I mean it's all in the past. You can't travel to 'present 2014' because all of 2014 is in the past. The present is 2023.
Here's what I'm saying: just time traveling to a previous year does not by itself create a new timeline. If it did, then this movie is just constantly creating new timelines out of every little thing. It would defeat the whole purpose of Steve's mission at the end, because a new trip through time would just mean new timelines, and obviously the movie is not intending for us to believe that he created more branches rather than less.

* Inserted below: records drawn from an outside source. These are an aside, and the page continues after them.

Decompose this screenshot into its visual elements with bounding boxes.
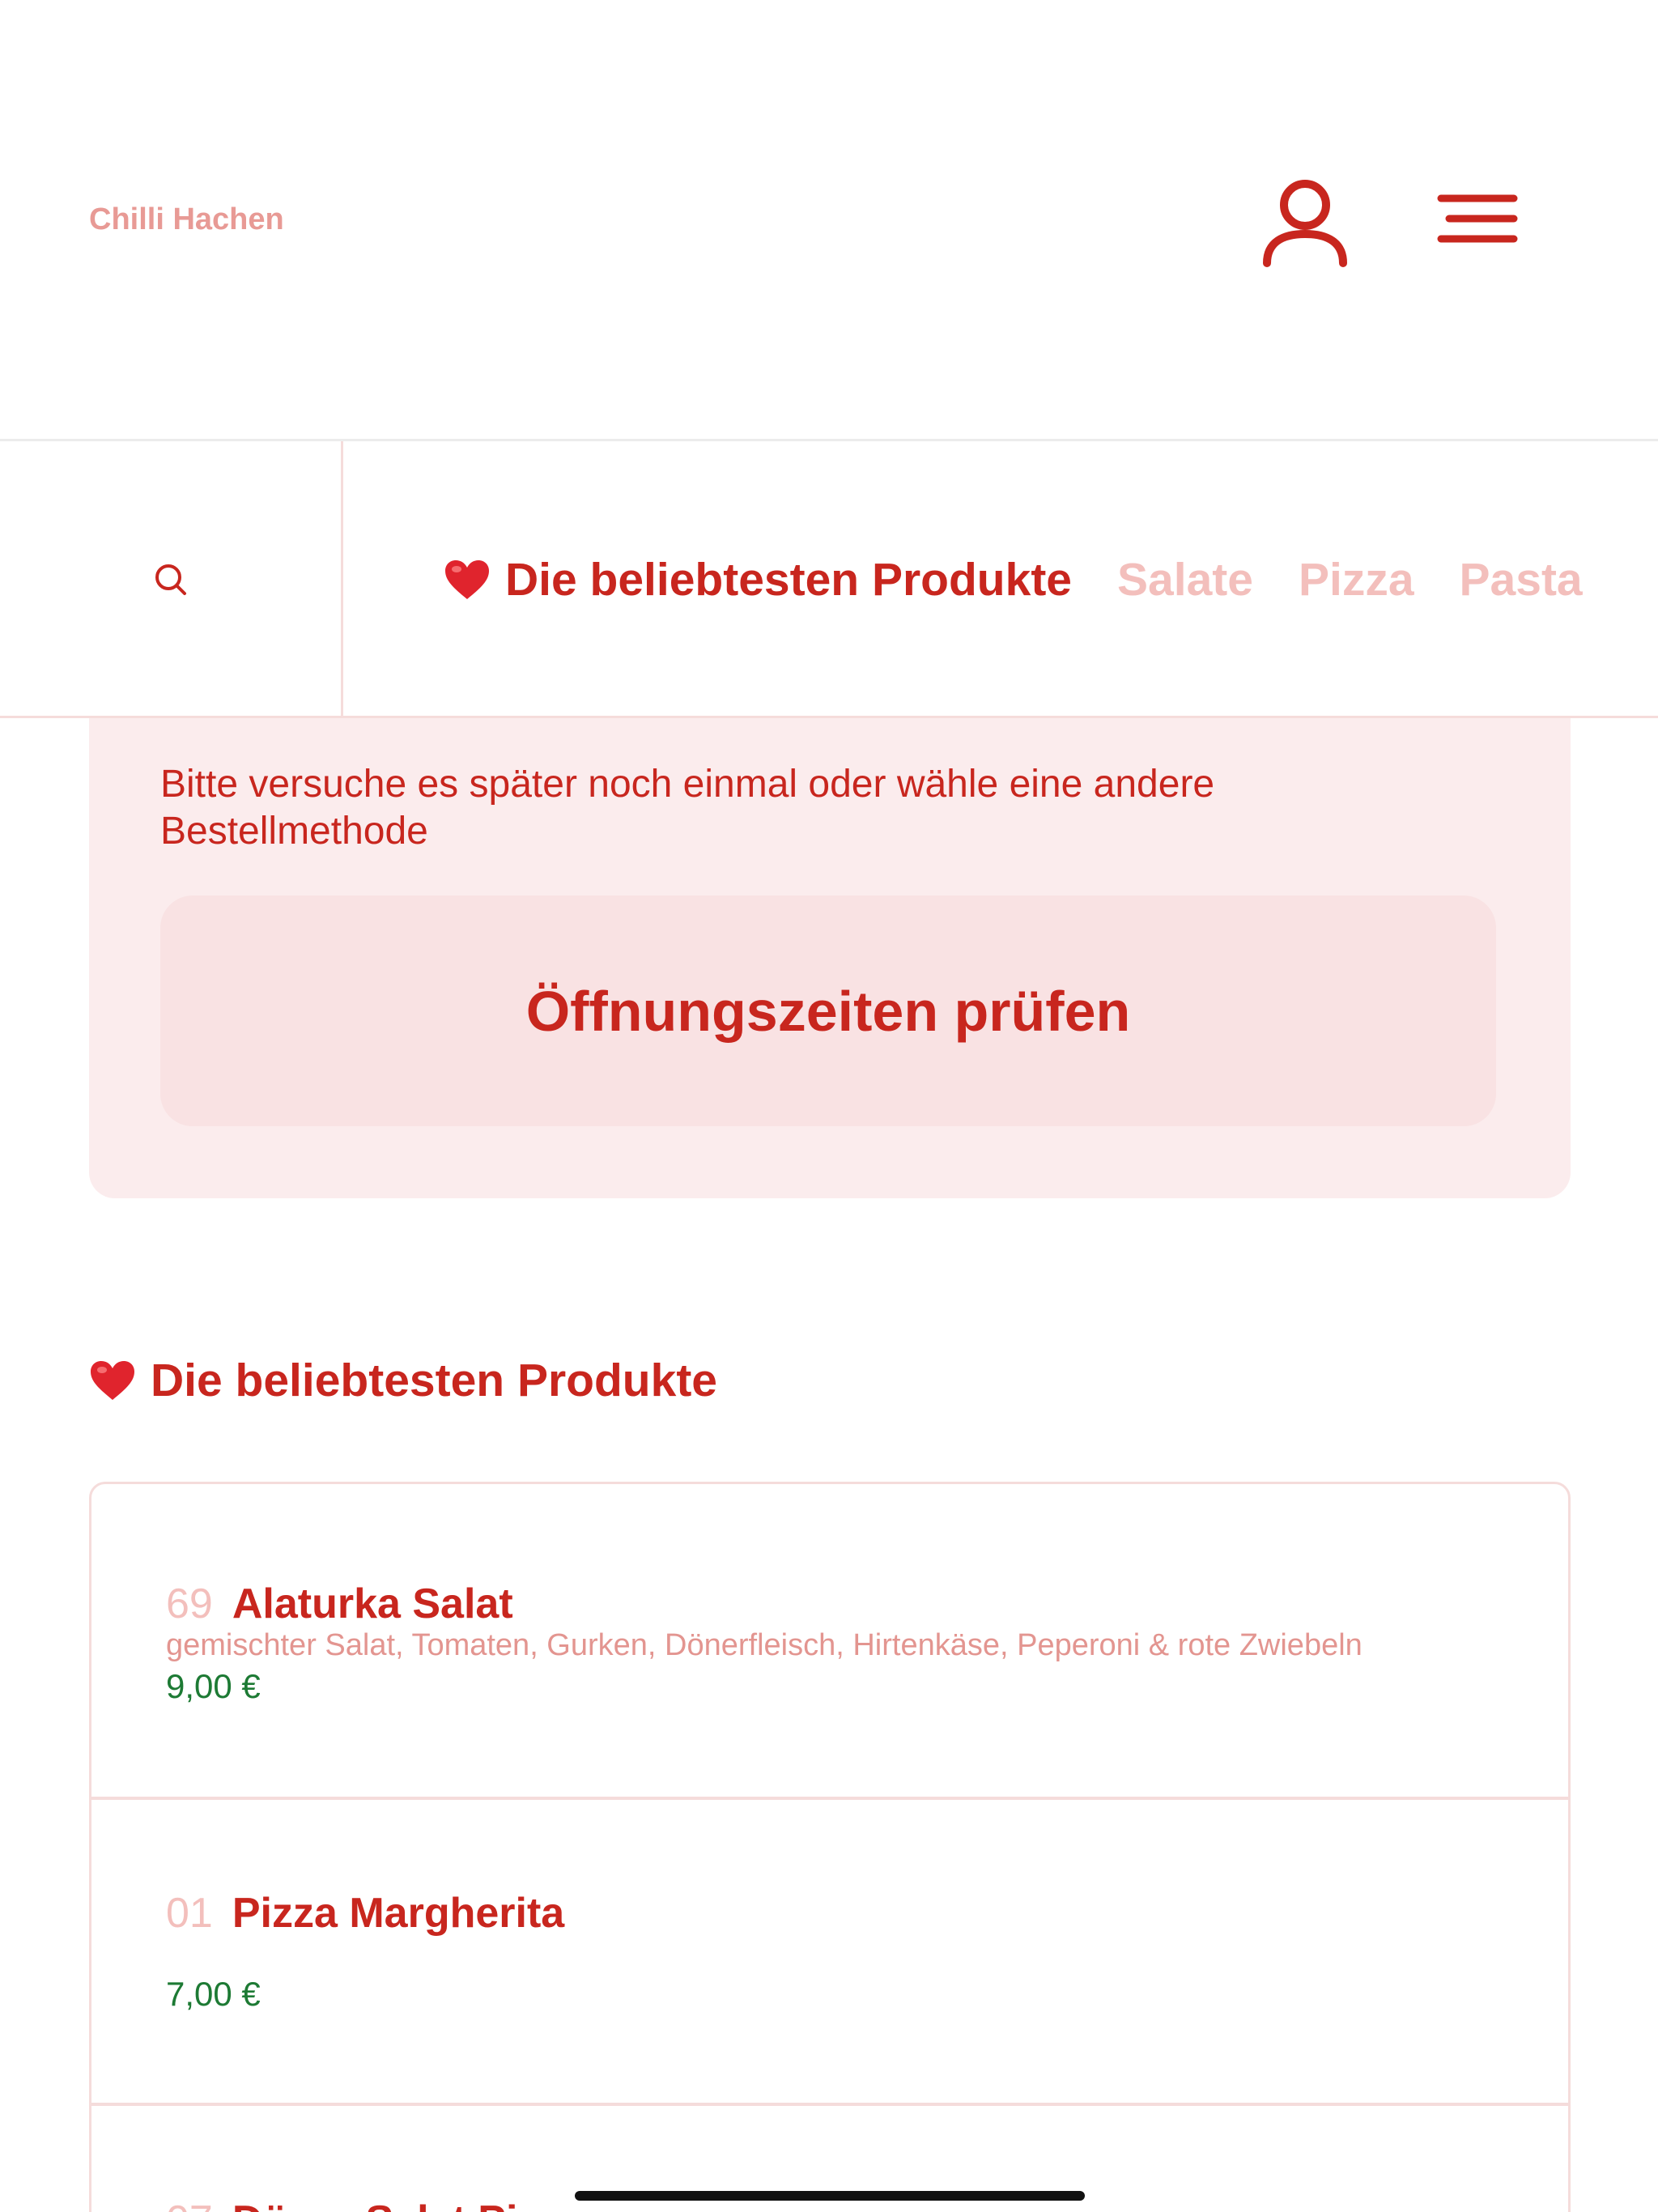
user-account-button[interactable] <box>1259 174 1352 267</box>
heart-icon <box>91 1361 134 1400</box>
search-icon <box>155 564 186 595</box>
closed-notice: Bitte versuche es später noch einmal ode… <box>89 648 1571 1198</box>
product-name: Pizza Margherita <box>232 1890 565 1937</box>
search-button[interactable] <box>0 441 343 718</box>
brand-name[interactable]: Chilli Hachen <box>89 202 284 237</box>
product-name: Döner Salat Pi <box>232 2197 518 2212</box>
heart-icon <box>445 560 489 599</box>
user-icon <box>1263 180 1347 267</box>
header: Chilli Hachen <box>0 0 1658 441</box>
product-price: 7,00 € <box>166 1975 261 2013</box>
product-number: 01 <box>166 1890 213 1937</box>
tab-pasta[interactable]: Pasta <box>1460 553 1583 606</box>
category-bar: Die beliebtesten Produkte Salate Pizza P… <box>0 441 1658 718</box>
product-description: gemischter Salat, Tomaten, Gurken, Döner… <box>166 1628 1363 1662</box>
product-header: 69 Alaturka Salat <box>166 1580 513 1628</box>
product-card[interactable]: 69 Alaturka Salat gemischter Salat, Toma… <box>89 1482 1571 1799</box>
tab-popular-products[interactable]: Die beliebtesten Produkte <box>444 553 1072 606</box>
product-number: 69 <box>166 1580 213 1627</box>
section-title-label: Die beliebtesten Produkte <box>151 1355 718 1406</box>
home-indicator <box>575 2191 1085 2201</box>
check-opening-hours-button[interactable]: Öffnungszeiten prüfen <box>160 895 1496 1126</box>
product-name: Alaturka Salat <box>232 1580 513 1627</box>
product-price: 9,00 € <box>166 1667 261 1705</box>
page: Chilli Hachen Die beliebtesten Produkte … <box>0 0 1658 2212</box>
product-card[interactable]: 01 Pizza Margherita 7,00 € <box>89 1797 1571 2105</box>
tab-salate[interactable]: Salate <box>1117 553 1253 606</box>
menu-button[interactable] <box>1433 182 1522 255</box>
product-header: 07 Döner Salat Pi <box>166 2197 517 2212</box>
category-tabs: Die beliebtesten Produkte Salate Pizza P… <box>444 441 1628 718</box>
product-header: 01 Pizza Margherita <box>166 1889 564 1938</box>
section-title: Die beliebtesten Produkte <box>89 1354 717 1407</box>
product-number: 07 <box>166 2197 213 2212</box>
tab-label: Die beliebtesten Produkte <box>505 554 1073 606</box>
tab-pizza[interactable]: Pizza <box>1299 553 1414 606</box>
notice-message: Bitte versuche es später noch einmal ode… <box>160 763 1215 853</box>
hamburger-menu-icon <box>1437 194 1518 243</box>
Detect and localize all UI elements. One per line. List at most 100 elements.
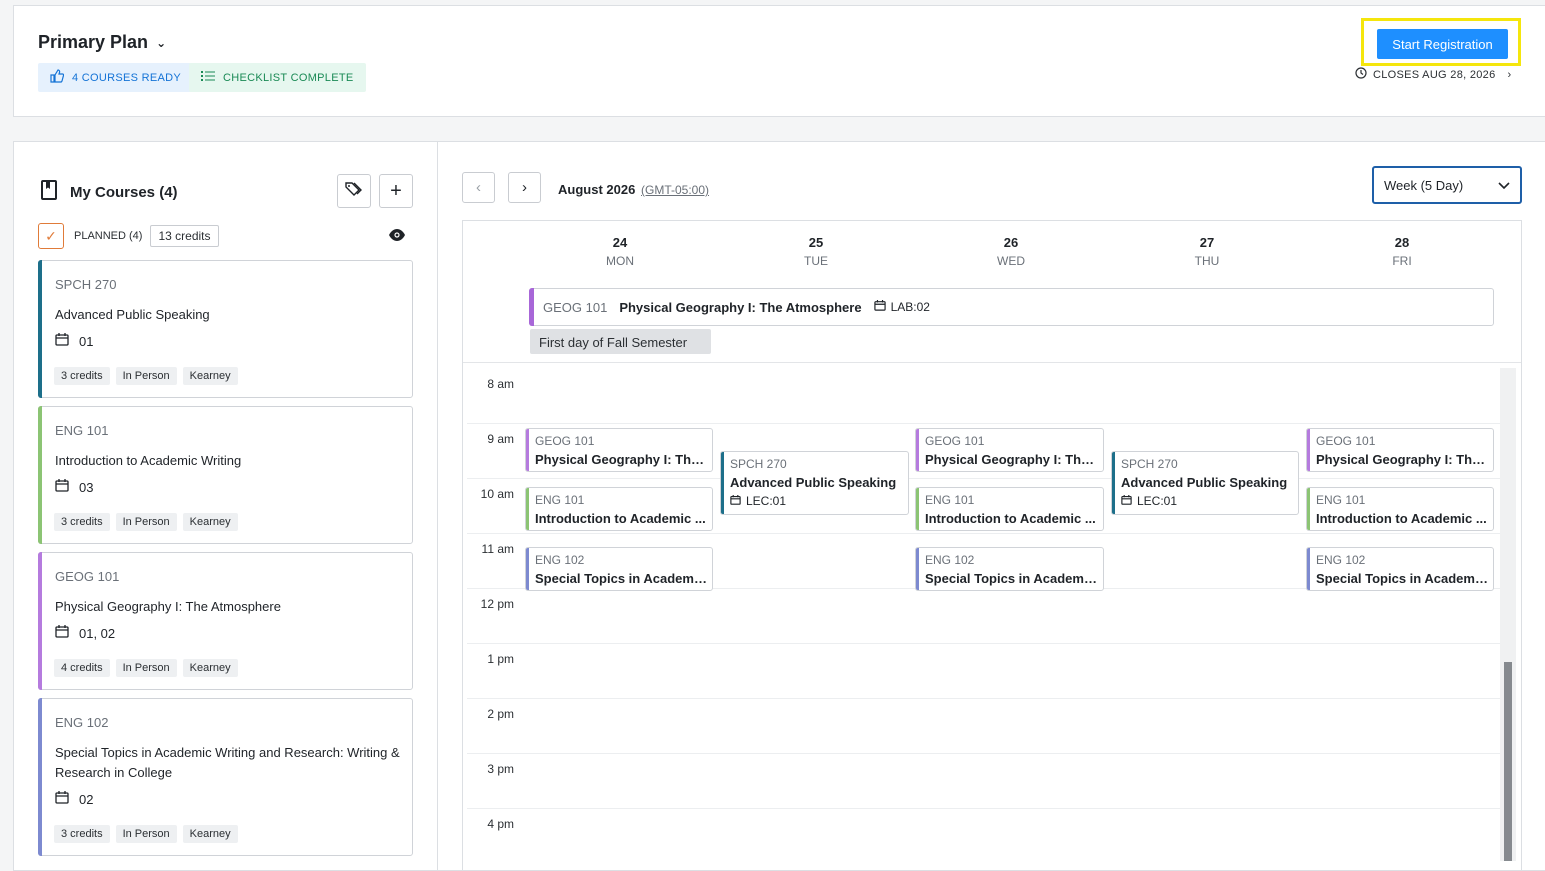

So as long as that's the case, then traveling to 1948 to marry Peggy wouldn't automatically create a new timeline because it's not actually changing any established history and it's certainly not changing Steve's past (past Steve is still in the ice). When the Avengers go to 2012 to take the mind and time stones and accidentally spring Loki free, and reveal the HYDRA and Bucky conspiracies a couple years early, that would create a new timeline because that's dramatically changing the past. But in 1948, as long as that year's Steve Rogers is still in the ice, and as long as a Captain America isn't running around fighting bad guys, and as long as Peggy's original husband hasn't been wiped out of existence because 2023 Steve Rogers married her first (and as the writers make clear, Peggy's husband was always kept unidentified because he was meant to be Steve from 2023), then the past hasn't actually changed. And if the past hasn't changed, then there's no alternate future to stem from that altered past.
He's old as hell at the end because 1948 -> 2023 is 75 years and that's what a 100-year-old guy looks like, not because he's traveling back from a year beyond 2023. There's absolutely no way that was the implication of that ending. Did anyone in the theater, watching that scene unfold, think to themselves "Oh I get it, he's so old because he traveled to here from the future"? I really doubt it.